Exploring the unknown
Brands have been tapping into a pervasive and very human condition called FOMO for years through another (arguably less sticky) acronym, LTO. That’s because driving urgency through special products is effective for companies looking to boost purchase frequency.
That was the case for Tim Hortons, which was facing declining share of the specialty drinks market, including espressos and lattes.
While it had lost 3.6% of its share to big (Starbucks) and small (independant) competitors since 2012, the brand had actually found that consumers preferred its blend of espresso beans over others through a blind taste-test. However, interest in the coffee was found to be much less among a control group that was told they were drinking Tim Hortons. Those Canadians simply didn’t believe that Tims could make a “real” latte and defaulted to competitors with higher prices and fancy environments.
So, to prove that Tims can make tasty and authentic lattes, but in an environment where Canadians can feel at home, the brand worked with Ogilvy to create an unbranded café in Toronto’s trendy Queen West neighbourhood, calling it “Perfectly Uncomplicated Lattes.”
Cheekily tapping into the fear of missing out on something new, the shop served only one item, a Perfectly Uncomplicated Latte, and was designed to look like an ultra-hip and independent shop.
Two weeks after the grand opening, through PR, social and a live Breakfast Television broadcast at the café, it was revealed that the latte was actually from Tim Hortons. Canadians’ stunned reactions were captured on hidden cameras placed around the shop, with the footage used in an online film. Since the stunt, Tim Hortons has seen a 307% increase in latte sales, thanks to the 188 media stories that generated a total of 48.3 million impressions.

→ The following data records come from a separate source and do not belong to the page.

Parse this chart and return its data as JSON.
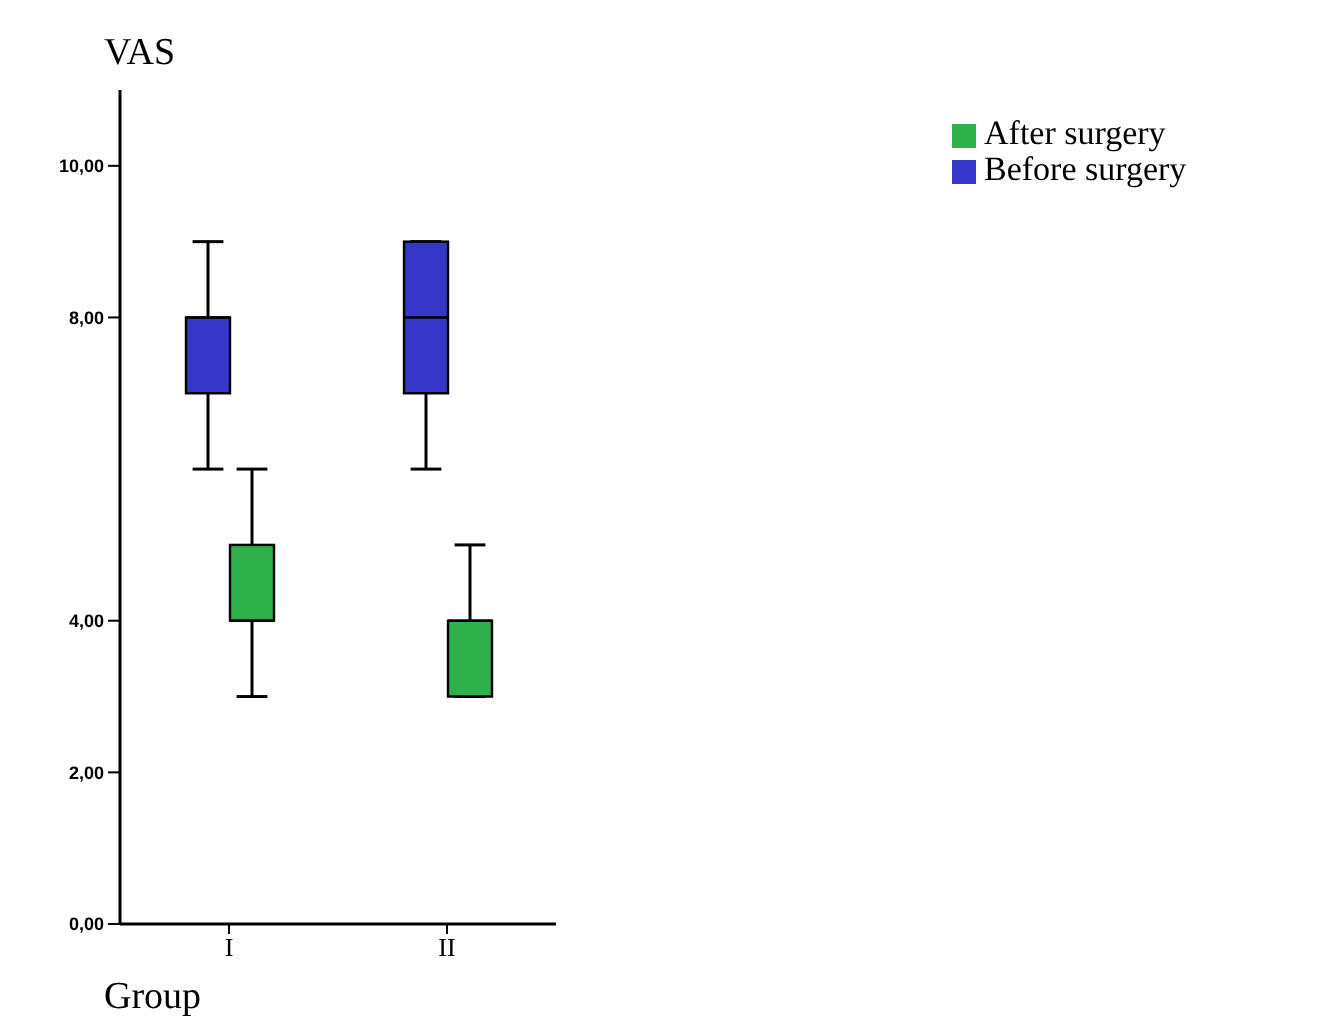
{
  "chart_data": {
    "type": "box",
    "title": "VAS",
    "xlabel": "Group",
    "categories": [
      "I",
      "II"
    ],
    "series": [
      {
        "name": "Before surgery",
        "color": "#3636c8",
        "boxes": [
          {
            "low": 6,
            "q1": 7,
            "median": 8,
            "q3": 8,
            "high": 9
          },
          {
            "low": 6,
            "q1": 7,
            "median": 8,
            "q3": 9,
            "high": 9
          }
        ]
      },
      {
        "name": "After surgery",
        "color": "#2eb04a",
        "boxes": [
          {
            "low": 3,
            "q1": 4,
            "median": 4,
            "q3": 5,
            "high": 6
          },
          {
            "low": 3,
            "q1": 3,
            "median": 4,
            "q3": 4,
            "high": 5
          }
        ]
      }
    ],
    "ylim": [
      0,
      11
    ],
    "yticks": [
      {
        "value": 0,
        "label": "0,00"
      },
      {
        "value": 2,
        "label": "2,00"
      },
      {
        "value": 4,
        "label": "4,00"
      },
      {
        "value": 8,
        "label": "8,00"
      },
      {
        "value": 10,
        "label": "10,00"
      }
    ],
    "legend": "top right"
  }
}
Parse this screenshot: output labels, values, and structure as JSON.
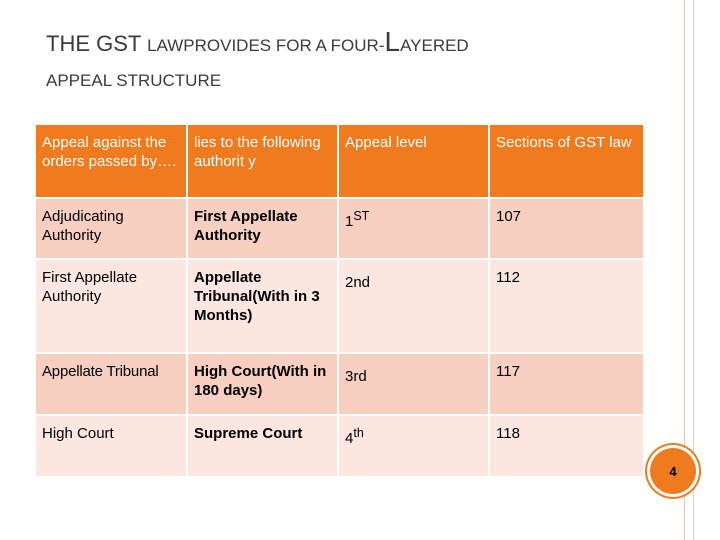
{
  "title": {
    "line1_parts": [
      "The ",
      "GST ",
      "lawprovides for a four-",
      "L",
      "ayered"
    ],
    "line2": "appeal structure"
  },
  "table": {
    "headers": [
      "Appeal against the orders passed by….",
      "lies to the following authorit y",
      "Appeal level",
      "Sections of GST law"
    ],
    "rows": [
      {
        "authority": "Adjudicating Authority",
        "lies_to": "First Appellate Authority",
        "level_base": "1",
        "level_sup": "ST",
        "section": "107"
      },
      {
        "authority": "First Appellate Authority",
        "lies_to": "Appellate Tribunal(With in 3 Months)",
        "level_base": "2nd",
        "level_sup": "",
        "section": "112"
      },
      {
        "authority": "Appellate Tribunal",
        "lies_to": "High Court(With in 180 days)",
        "level_base": "3rd",
        "level_sup": "",
        "section": "117"
      },
      {
        "authority": "High Court",
        "lies_to": "Supreme Court",
        "level_base": "4",
        "level_sup": "th",
        "section": "118"
      }
    ]
  },
  "slide_number": "4",
  "colors": {
    "header_bg": "#f07a1e",
    "row_dark": "#f7cfc0",
    "row_light": "#fbe7e0",
    "title_text": "#3b3b3b"
  }
}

Also faced with declining sales of a signature product, McDonald’s similarly generated new interest for the venerable Big Mac. For this QSR, the idea was to put a twist on the classic by changing up the ingredients ever-so-slightly with the addition of bacon.

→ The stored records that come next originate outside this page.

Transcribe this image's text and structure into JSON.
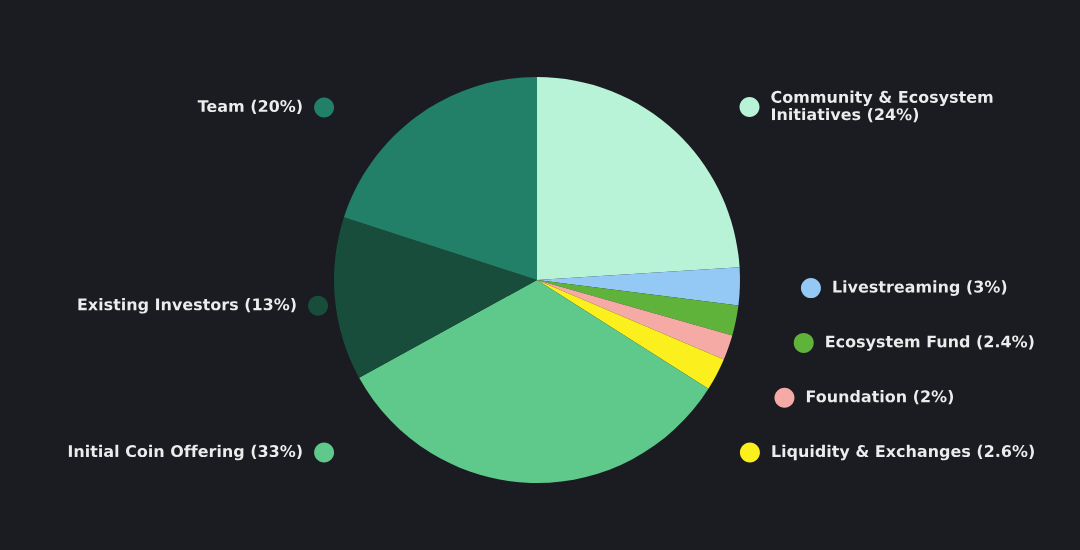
{
  "chart_data": {
    "type": "pie",
    "categories": [
      "Community & Ecosystem\nInitiatives",
      "Livestreaming",
      "Ecosystem Fund",
      "Foundation",
      "Liquidity & Exchanges",
      "Initial Coin Offering",
      "Existing Investors",
      "Team"
    ],
    "values": [
      24,
      3,
      2.4,
      2,
      2.6,
      33,
      13,
      20
    ],
    "value_labels": [
      "(24%)",
      "(3%)",
      "(2.4%)",
      "(2%)",
      "(2.6%)",
      "(33%)",
      "(13%)",
      "(20%)"
    ],
    "colors": [
      "#b8f3d8",
      "#94c8f5",
      "#5fb33a",
      "#f6aaa6",
      "#fbf01e",
      "#5ec98a",
      "#184d3c",
      "#228069"
    ],
    "legend": "right"
  }
}
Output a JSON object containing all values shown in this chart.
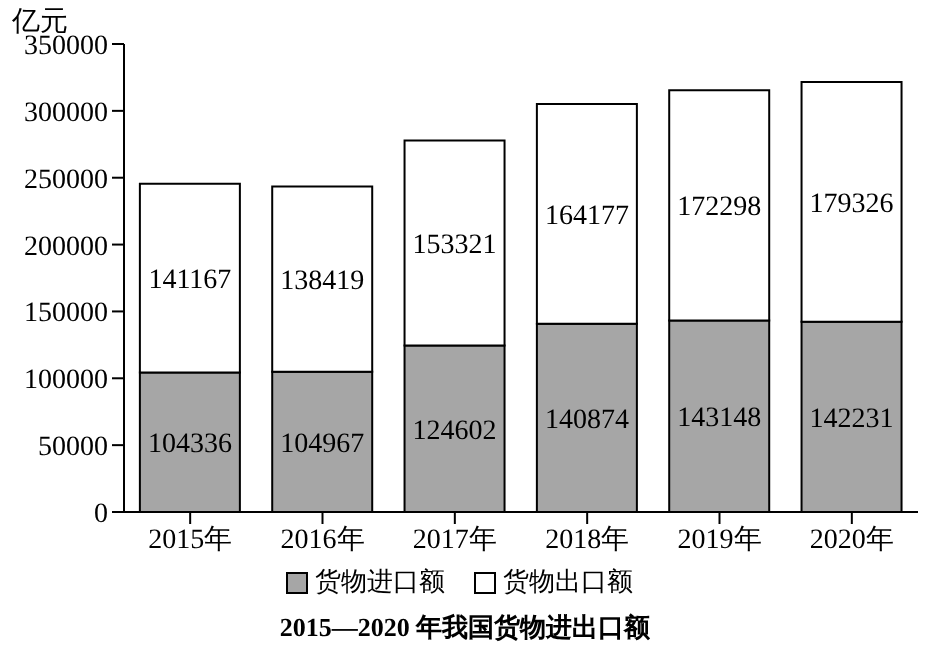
{
  "chart_data": {
    "type": "bar",
    "title": "2015—2020 年我国货物进出口额",
    "ylabel": "亿元",
    "categories": [
      "2015年",
      "2016年",
      "2017年",
      "2018年",
      "2019年",
      "2020年"
    ],
    "series": [
      {
        "name": "货物进口额",
        "color": "#a6a6a6",
        "values": [
          104336,
          104967,
          124602,
          140874,
          143148,
          142231
        ]
      },
      {
        "name": "货物出口额",
        "color": "#ffffff",
        "values": [
          141167,
          138419,
          153321,
          164177,
          172298,
          179326
        ]
      }
    ],
    "stacked": true,
    "data_labels": true,
    "ylim": [
      0,
      350000
    ],
    "yticks": [
      0,
      50000,
      100000,
      150000,
      200000,
      250000,
      300000,
      350000
    ],
    "grid": false,
    "legend": "bottom"
  }
}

It was the first time the Big Mac had been changed in 50 years, but the strategy was to drive appeal with “new news” among a younger target that values change.
The Big Mac has an ingredient list that doesn’t include bacon, so the QSR played off the notion that this would cause consternation amongst its loyal followers. To address this, McDonald’s decided to ask consumers the question: “Is a Big Mac With Bacon Still a Big Mac?”
The brand and Cossette launched spots that featured friends arguing the existential question, each with an opposite POV. The team also covered the city with questions like “Is a tricycle still a bicycle?” on billboards.
The campaign helped support a successful relaunch with a 37% increase in sales over projections.